The shelling subsided as suddenly as it had begun. I got up again to find my attention directed towards something in front; a dark figure kneeling on the ground. I went forward and found a dead soldier, a Frenchman, a mere skeleton with the flesh eaten away from his face, leaning forward on his entrenching tool over a little hole that he had dug in the ground months before.

A tragedy was there, one of the sorrowful sights of war. The man, no doubt, had been in a charge—the French made a bayonet attack across this ground in the early part of last winter—and had been wounded. Immediately he was struck he got out his entrenching tool and endeavoured to dig himself in. A few shovelsful of earth were scooped out when a bullet struck him, and he leaned forward on his entrenching tool, dead. Thus I found him; and the picture in the grey night was one of a dead man resting for a moment as he dug his own grave.

"See that dead man?" I said to one of the digging party.

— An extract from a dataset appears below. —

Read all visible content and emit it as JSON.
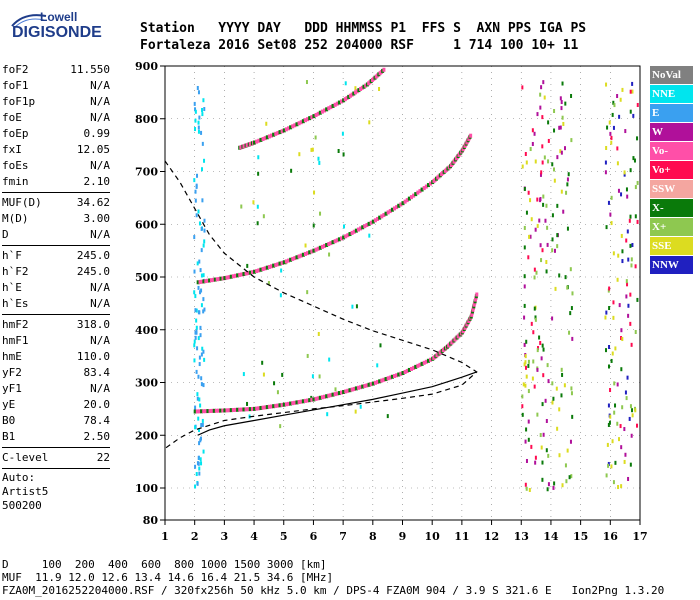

"H'm! there are hundreds of them lying here," was the answer, given almost indifferently. "I had to throw four to one side before I could start digging!"

I went back to the stretcher-bearers again; the men of my own company were standing under a shrapnel-proof bomb store, smoking and humming ragtime in low, monotonous voices. Music-hall melodies are so melancholy at times, so full of pathos, especially on a wet night under shell fire.

"Where are the other stretcher-bearers?" I asked.

"They've gone out to the front to their companies," I was told. "Some of their men have been hit."

"Badly?"

"No one knows," was the answer. "Are our boys all right?"

"As far as I could see they're safe; but they're getting shelled in an unhealthy manner."